Depois de mais de meia hora de troca de ideias, eu perguntei a eles se pretendiam continuar com o mesmo conceito de música do EP lançado, a fim de manter uma identidade. Victor logo contou uma novidade: já estão trabalhando para um full album somente de músicas inéditas e, inclusive, quem esteve no lançamento sábado, já teve a chance de ouvir Blooming Inside. “A gente tá pensando em fazer um mix de músicas que sejam mais densas e longas seguindo às que já temos, misturada com algumas mais diretas, mas que não percam essa essência sensorial e atmosférica”.

Foto: Fernando Fazio
Ruy alhadas terminou falando que os integrantes da The Basement Tracks já estão bastante sintonizados: quando alguém traz um material que compôs já é algo alinhado com o que a banda faz. “Eu já toquei em algumas bandas e às vezes, até pela proposta que é muito moldada a tocar cover, não saía nada autoral, ninguém conseguia criar nada, não tinha coesão. E aqui é muito legal porque a gente consegue fazer muita coisa. ‘Vamos sentar aqui, fazer alguma coisa...’ e sai, sabe? Das bandas que eu participei, o Basement é o que mais tem essa explosão de ideias. Então é muito fácil você tentar desenvolver, se não der certo, tentar fazer outra e ir moldando. Porque cada um tem uma memória musical que vai puxar para um lado ou para o outro, mas a gente vai tentando filtrar tudo, pegar a influência de cada um, juntar e criar algo que tenha coesão, que converse uma coisa com a outra, a ponto de chegar num lugar comum”.

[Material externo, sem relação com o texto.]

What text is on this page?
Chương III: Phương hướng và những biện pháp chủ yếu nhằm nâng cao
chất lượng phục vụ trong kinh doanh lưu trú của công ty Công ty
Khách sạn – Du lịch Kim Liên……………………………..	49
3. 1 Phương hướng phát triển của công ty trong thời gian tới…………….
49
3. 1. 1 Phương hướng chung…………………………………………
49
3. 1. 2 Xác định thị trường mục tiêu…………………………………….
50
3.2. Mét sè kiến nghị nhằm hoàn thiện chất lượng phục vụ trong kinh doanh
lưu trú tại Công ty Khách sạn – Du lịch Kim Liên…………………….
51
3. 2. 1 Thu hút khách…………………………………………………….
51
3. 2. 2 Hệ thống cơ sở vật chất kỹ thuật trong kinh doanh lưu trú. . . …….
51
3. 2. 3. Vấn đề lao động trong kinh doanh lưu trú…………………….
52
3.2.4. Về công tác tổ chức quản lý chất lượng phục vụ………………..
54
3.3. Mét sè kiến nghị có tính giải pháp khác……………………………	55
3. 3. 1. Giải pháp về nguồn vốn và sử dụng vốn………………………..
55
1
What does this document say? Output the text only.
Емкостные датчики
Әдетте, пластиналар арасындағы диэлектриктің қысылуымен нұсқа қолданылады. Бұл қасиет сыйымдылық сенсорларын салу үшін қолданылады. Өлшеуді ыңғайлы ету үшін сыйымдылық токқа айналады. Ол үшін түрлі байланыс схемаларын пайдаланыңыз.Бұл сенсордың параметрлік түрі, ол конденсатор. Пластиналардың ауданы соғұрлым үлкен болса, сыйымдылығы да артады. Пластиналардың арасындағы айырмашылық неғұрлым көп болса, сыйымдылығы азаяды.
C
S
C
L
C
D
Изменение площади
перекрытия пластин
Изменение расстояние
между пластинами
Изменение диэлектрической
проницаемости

Sintonias à parte, é normal que existam desencontros quando cinco pessoas elaboram uma ideia. O vocalista confessa que “The Who brigava, mas a gente esperneia.” Ao que o baterista responde “A gente quer muito que dê certo”. Naquela noite, junto com a garoa gelada e o som de fundo da discotecagem no Muzik, Lucas e Victor terminaram com o melhor diálogo:
“Mas a gente ama muito também, né, cara?”.
“É, a gente espalha muito o amor também”.